The connection between music and individuals is primitive and deep, providing a level of communication that transcends language. (Music may in fact be the original language.) Music, when systematically applied, calms frayed nerves, helps people focus, encourages receptivity to new ideas, accelerates learning, and improves the performance of individuals. Here are some music application ideas.
Music Helps Learners Focus
Background music during learning discussions and solo reflection activities can be especially helpful. It creates a sense of privacy for small group discussion, making conversations more satisfying and your learners more likely to say what they feel; enters into memory and aids recall; and masks ambient noise from other groups. The steady tones and tempos of Baroque music make it ideal for this purpose. Much of it was in fact composed as background music for kings, emperors, and other dignitaries.
Music Changes Energy Levels
Music can change the dynamic of your learning environment at appropriate moments, encouraging people to move about, relax, calm down, or get excited, depending on the needs of your session. After intense concentration, play faster music in a major key to encourage better moods. After heated discussion, play slow, minor-key music with low-rhythmic activity to calm your learners down. After a depressing, worrisome discussion, play major-key music with high-rhythmic activity and short, quick notes to create a happy mood.
Music Creates a Positive Learning Environment
Providing pleasant emotional content to your learners will establish a link between you, your classroom, and the learners’ pleasure. Music reaches deep into the brain’s limbic system, and creates pleasant emotions. Learners who walk into your classroom and immediately feel comfortable because of the music you play will be engaged to learn.

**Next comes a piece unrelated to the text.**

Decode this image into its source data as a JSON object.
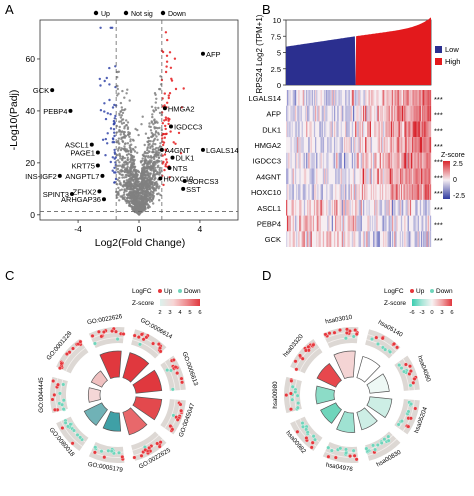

Music is not a replacement for effective content, nor is it the only resource available. Rather, music is one more tool effective trainers should have at their disposal. Music, by its very familiarity, does not draw attention to itself. Instead it works much as coffee comforts the morning, popcorn anticipates the movie, and baking bread remembers home; it awakens the recesses of your learners’ minds and calls the emotion to attention. Trainers, educators and presenters who harness the teaching power of music find that training does indeed have a beat!